A couple of tourists visit the Jiaohe Ruins in Turpan’s Yarnaz Valley.

Normally, a dictionary is a collection of words alphabetically arranged with corresponding definitions. On a rare occasion, it can be a collection of essays.

Shen Wei’s “A Dictionary of Xinjiang” was one of the featured literary works during the recently concluded Shanghai Book Fair (Aug. 19-25) held at the Shanghai Exhibition Center (SEC).

Shen’s book, a compilation of more than a hundred essays, attempts to describe the sun-kissed Xinjiang Uyghur Autonomous Region based from his own personal experiences and understanding of the place.

Born in Huzhou in 1965, the 50-year-old poet attended Zhejiang Normal University. In 1988, he went to Xinjiang and settled there.

According to China Daily, Shen told those who were present at the book fair that local and foreign writers alike should make an effort to discover the “universal humanities” of Xinjiang.

In “A Dictionary,” Shen wrote: “If the Tian Shan Mountains were the spine of a book, Xinjiang would be an opened dictionary.”

He further described the mountain ranges as “an enormous feat of engineering, given to the earth by the sky . . . like a line of poetry winding across an inextinguishable perfection” and the existing glaciers as “the many thousand meters of a great man’s white hair.”

Shen also wrote about the historical city of Turpan.

He wrote that there are two Turpans: a living and a dead one.

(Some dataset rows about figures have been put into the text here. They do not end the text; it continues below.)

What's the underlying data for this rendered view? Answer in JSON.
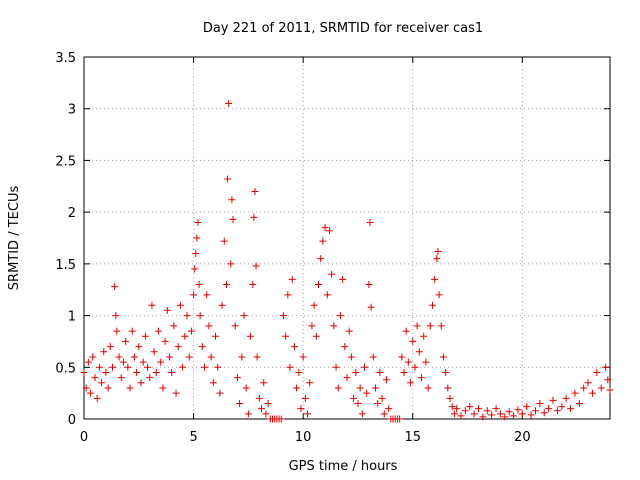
{
  "chart_data": {
    "type": "scatter",
    "title": "Day 221 of 2011, SRMTID for receiver cas1",
    "xlabel": "GPS time / hours",
    "ylabel": "SRMTID / TECUs",
    "xlim": [
      0,
      24
    ],
    "ylim": [
      0,
      3.5
    ],
    "xticks": [
      0,
      5,
      10,
      15,
      20
    ],
    "yticks": [
      0,
      0.5,
      1,
      1.5,
      2,
      2.5,
      3,
      3.5
    ],
    "xtick_labels": [
      "0",
      "5",
      "10",
      "15",
      "20"
    ],
    "ytick_labels": [
      "0",
      "0.5",
      "1",
      "1.5",
      "2",
      "2.5",
      "3",
      "3.5"
    ],
    "grid": true,
    "marker": "+",
    "series": [
      {
        "name": "cas1",
        "color": "#e00000",
        "points": [
          [
            0.0,
            0.45
          ],
          [
            0.1,
            0.3
          ],
          [
            0.2,
            0.55
          ],
          [
            0.3,
            0.25
          ],
          [
            0.4,
            0.6
          ],
          [
            0.5,
            0.4
          ],
          [
            0.6,
            0.2
          ],
          [
            0.7,
            0.5
          ],
          [
            0.8,
            0.35
          ],
          [
            0.9,
            0.65
          ],
          [
            1.0,
            0.45
          ],
          [
            1.1,
            0.3
          ],
          [
            1.2,
            0.7
          ],
          [
            1.3,
            0.5
          ],
          [
            1.4,
            1.28
          ],
          [
            1.45,
            1.0
          ],
          [
            1.5,
            0.85
          ],
          [
            1.6,
            0.6
          ],
          [
            1.7,
            0.4
          ],
          [
            1.8,
            0.55
          ],
          [
            1.9,
            0.75
          ],
          [
            2.0,
            0.5
          ],
          [
            2.1,
            0.3
          ],
          [
            2.2,
            0.85
          ],
          [
            2.3,
            0.6
          ],
          [
            2.4,
            0.45
          ],
          [
            2.5,
            0.7
          ],
          [
            2.6,
            0.35
          ],
          [
            2.7,
            0.55
          ],
          [
            2.8,
            0.8
          ],
          [
            2.9,
            0.5
          ],
          [
            3.0,
            0.4
          ],
          [
            3.1,
            1.1
          ],
          [
            3.2,
            0.65
          ],
          [
            3.3,
            0.45
          ],
          [
            3.4,
            0.85
          ],
          [
            3.5,
            0.55
          ],
          [
            3.6,
            0.3
          ],
          [
            3.7,
            0.75
          ],
          [
            3.8,
            1.05
          ],
          [
            3.9,
            0.6
          ],
          [
            4.0,
            0.45
          ],
          [
            4.1,
            0.9
          ],
          [
            4.2,
            0.25
          ],
          [
            4.3,
            0.7
          ],
          [
            4.4,
            1.1
          ],
          [
            4.5,
            0.5
          ],
          [
            4.6,
            0.8
          ],
          [
            4.7,
            1.0
          ],
          [
            4.8,
            0.6
          ],
          [
            4.9,
            0.85
          ],
          [
            5.0,
            1.2
          ],
          [
            5.05,
            1.45
          ],
          [
            5.1,
            1.6
          ],
          [
            5.15,
            1.75
          ],
          [
            5.2,
            1.9
          ],
          [
            5.25,
            1.3
          ],
          [
            5.3,
            1.0
          ],
          [
            5.4,
            0.7
          ],
          [
            5.5,
            0.5
          ],
          [
            5.6,
            1.2
          ],
          [
            5.7,
            0.9
          ],
          [
            5.8,
            0.6
          ],
          [
            5.9,
            0.35
          ],
          [
            6.0,
            0.8
          ],
          [
            6.1,
            0.5
          ],
          [
            6.2,
            0.25
          ],
          [
            6.3,
            1.1
          ],
          [
            6.4,
            1.72
          ],
          [
            6.5,
            1.3
          ],
          [
            6.55,
            2.32
          ],
          [
            6.6,
            3.05
          ],
          [
            6.7,
            1.5
          ],
          [
            6.75,
            2.12
          ],
          [
            6.8,
            1.93
          ],
          [
            6.9,
            0.9
          ],
          [
            7.0,
            0.4
          ],
          [
            7.1,
            0.15
          ],
          [
            7.2,
            0.6
          ],
          [
            7.3,
            1.0
          ],
          [
            7.4,
            0.3
          ],
          [
            7.5,
            0.05
          ],
          [
            7.6,
            0.8
          ],
          [
            7.7,
            1.3
          ],
          [
            7.75,
            1.95
          ],
          [
            7.8,
            2.2
          ],
          [
            7.85,
            1.48
          ],
          [
            7.9,
            0.6
          ],
          [
            8.0,
            0.2
          ],
          [
            8.1,
            0.1
          ],
          [
            8.2,
            0.35
          ],
          [
            8.3,
            0.05
          ],
          [
            8.4,
            0.15
          ],
          [
            8.5,
            0.0
          ],
          [
            8.6,
            0.0
          ],
          [
            8.7,
            0.0
          ],
          [
            8.8,
            0.0
          ],
          [
            8.9,
            0.0
          ],
          [
            9.0,
            0.0
          ],
          [
            9.1,
            1.0
          ],
          [
            9.2,
            0.8
          ],
          [
            9.3,
            1.2
          ],
          [
            9.4,
            0.5
          ],
          [
            9.5,
            1.35
          ],
          [
            9.6,
            0.7
          ],
          [
            9.7,
            0.3
          ],
          [
            9.8,
            0.45
          ],
          [
            9.9,
            0.1
          ],
          [
            10.0,
            0.6
          ],
          [
            10.1,
            0.2
          ],
          [
            10.2,
            0.05
          ],
          [
            10.3,
            0.35
          ],
          [
            10.4,
            0.9
          ],
          [
            10.5,
            1.1
          ],
          [
            10.6,
            0.8
          ],
          [
            10.7,
            1.3
          ],
          [
            10.8,
            1.55
          ],
          [
            10.9,
            1.72
          ],
          [
            11.0,
            1.85
          ],
          [
            11.1,
            1.2
          ],
          [
            11.2,
            1.82
          ],
          [
            11.3,
            1.4
          ],
          [
            11.4,
            0.9
          ],
          [
            11.5,
            0.5
          ],
          [
            11.6,
            0.3
          ],
          [
            11.7,
            1.0
          ],
          [
            11.8,
            1.35
          ],
          [
            11.9,
            0.7
          ],
          [
            12.0,
            0.4
          ],
          [
            12.1,
            0.85
          ],
          [
            12.2,
            0.6
          ],
          [
            12.3,
            0.2
          ],
          [
            12.4,
            0.45
          ],
          [
            12.5,
            0.15
          ],
          [
            12.6,
            0.3
          ],
          [
            12.7,
            0.05
          ],
          [
            12.8,
            0.5
          ],
          [
            12.9,
            0.25
          ],
          [
            13.0,
            1.3
          ],
          [
            13.05,
            1.9
          ],
          [
            13.1,
            1.08
          ],
          [
            13.2,
            0.6
          ],
          [
            13.3,
            0.3
          ],
          [
            13.4,
            0.15
          ],
          [
            13.5,
            0.45
          ],
          [
            13.6,
            0.2
          ],
          [
            13.7,
            0.05
          ],
          [
            13.8,
            0.38
          ],
          [
            13.9,
            0.1
          ],
          [
            14.0,
            0.0
          ],
          [
            14.1,
            0.0
          ],
          [
            14.2,
            0.0
          ],
          [
            14.3,
            0.0
          ],
          [
            14.4,
            0.0
          ],
          [
            14.5,
            0.6
          ],
          [
            14.6,
            0.45
          ],
          [
            14.7,
            0.85
          ],
          [
            14.8,
            0.55
          ],
          [
            14.9,
            0.35
          ],
          [
            15.0,
            0.75
          ],
          [
            15.1,
            0.5
          ],
          [
            15.2,
            0.9
          ],
          [
            15.3,
            0.65
          ],
          [
            15.4,
            0.4
          ],
          [
            15.5,
            0.8
          ],
          [
            15.6,
            0.55
          ],
          [
            15.7,
            0.3
          ],
          [
            15.8,
            0.9
          ],
          [
            15.9,
            1.1
          ],
          [
            16.0,
            1.35
          ],
          [
            16.1,
            1.55
          ],
          [
            16.15,
            1.62
          ],
          [
            16.2,
            1.2
          ],
          [
            16.3,
            0.9
          ],
          [
            16.4,
            0.6
          ],
          [
            16.5,
            0.45
          ],
          [
            16.6,
            0.3
          ],
          [
            16.7,
            0.2
          ],
          [
            16.8,
            0.12
          ],
          [
            16.9,
            0.05
          ],
          [
            17.0,
            0.1
          ],
          [
            17.2,
            0.03
          ],
          [
            17.4,
            0.08
          ],
          [
            17.6,
            0.12
          ],
          [
            17.8,
            0.05
          ],
          [
            18.0,
            0.1
          ],
          [
            18.2,
            0.02
          ],
          [
            18.4,
            0.08
          ],
          [
            18.6,
            0.04
          ],
          [
            18.8,
            0.1
          ],
          [
            19.0,
            0.05
          ],
          [
            19.2,
            0.02
          ],
          [
            19.4,
            0.07
          ],
          [
            19.6,
            0.03
          ],
          [
            19.8,
            0.09
          ],
          [
            20.0,
            0.05
          ],
          [
            20.2,
            0.12
          ],
          [
            20.4,
            0.04
          ],
          [
            20.6,
            0.08
          ],
          [
            20.8,
            0.15
          ],
          [
            21.0,
            0.06
          ],
          [
            21.2,
            0.1
          ],
          [
            21.4,
            0.18
          ],
          [
            21.6,
            0.08
          ],
          [
            21.8,
            0.12
          ],
          [
            22.0,
            0.2
          ],
          [
            22.2,
            0.1
          ],
          [
            22.4,
            0.25
          ],
          [
            22.6,
            0.15
          ],
          [
            22.8,
            0.3
          ],
          [
            23.0,
            0.35
          ],
          [
            23.2,
            0.25
          ],
          [
            23.4,
            0.45
          ],
          [
            23.6,
            0.3
          ],
          [
            23.8,
            0.5
          ],
          [
            23.9,
            0.38
          ],
          [
            24.0,
            0.28
          ]
        ]
      }
    ]
  }
}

The abundant grapes represent the “living Turpan.” As for the “dead Turpan,” it is seen in the city’s natural, archaeological, and architectural treasures, such as the Bezeklik Thousand Buddha Caves, the Flaming Mountains or Gaochang Mountains, the Astana Graves and the Jiaohe Ruins.

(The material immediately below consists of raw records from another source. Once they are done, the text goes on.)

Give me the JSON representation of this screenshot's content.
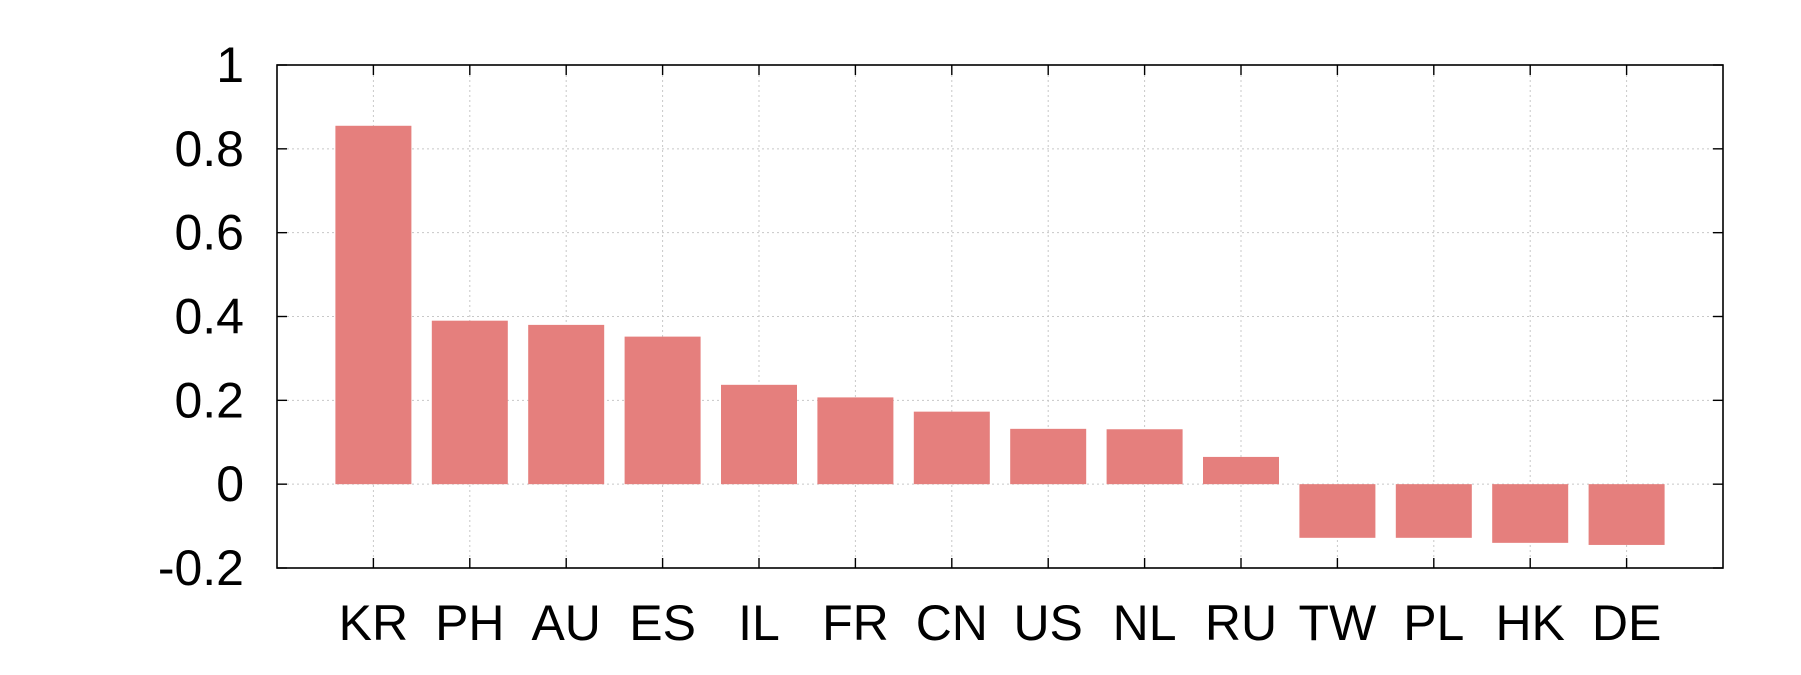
{
  "chart_data": {
    "type": "bar",
    "categories": [
      "KR",
      "PH",
      "AU",
      "ES",
      "IL",
      "FR",
      "CN",
      "US",
      "NL",
      "RU",
      "TW",
      "PL",
      "HK",
      "DE"
    ],
    "values": [
      0.855,
      0.39,
      0.38,
      0.352,
      0.237,
      0.207,
      0.173,
      0.132,
      0.131,
      0.065,
      -0.128,
      -0.128,
      -0.14,
      -0.145
    ],
    "ylim": [
      -0.2,
      1
    ],
    "yticks": [
      -0.2,
      0,
      0.2,
      0.4,
      0.6,
      0.8,
      1
    ],
    "ytick_labels": [
      "-0.2",
      "0",
      "0.2",
      "0.4",
      "0.6",
      "0.8",
      "1"
    ],
    "grid": true,
    "bar_color": "#e57f7d",
    "title": "",
    "xlabel": "",
    "ylabel": ""
  }
}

The author even quoted Swedish diplomat and Turkologist Gunnar Jarring’s (1907-2002) description of Turpan: “world’s largest outdoor archaeological museum.”

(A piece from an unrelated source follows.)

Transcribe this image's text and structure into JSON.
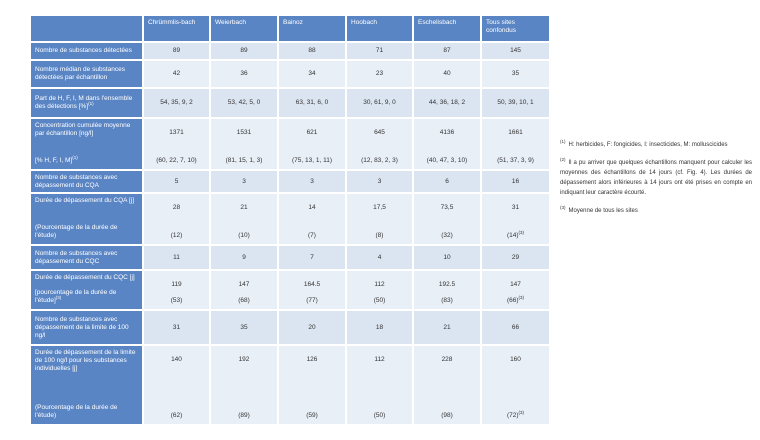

“A Dictionary of Xinjiang” hit bookstores in Oct. 2014 and got sold out a few months after. The publisher, Shanghai Literature and Art Publishing House, produced another batch of copies for the book fair, reported China Daily.

Eleanor Goodman, an American research associate at Harvard University’s Fairbank Center for Chinese Studies, translated excerpts of the book into English, and her work won her Ninth Letter’s 2013 Literary Award for the category Literature in Translation.

Ninth Letter is an American literary magazine published by the University of Illinois at Urbana–Champaign.

Another book containing Wei’s poems and published by Changjiang Literature and Art Publishing House came out in July 2014.

This year’s Turpan Grape Festival started on Aug. 20, with all the festivities lasting until Sept. 6.

For those who may want to participate, when they get to Turpan and happen to take notice of any rocks along the way, recall what Shen wrote about them: “Since you can’t chew on a rock, you might as well kiss it.”

Who exactly said that and why? Well, read the book to find out.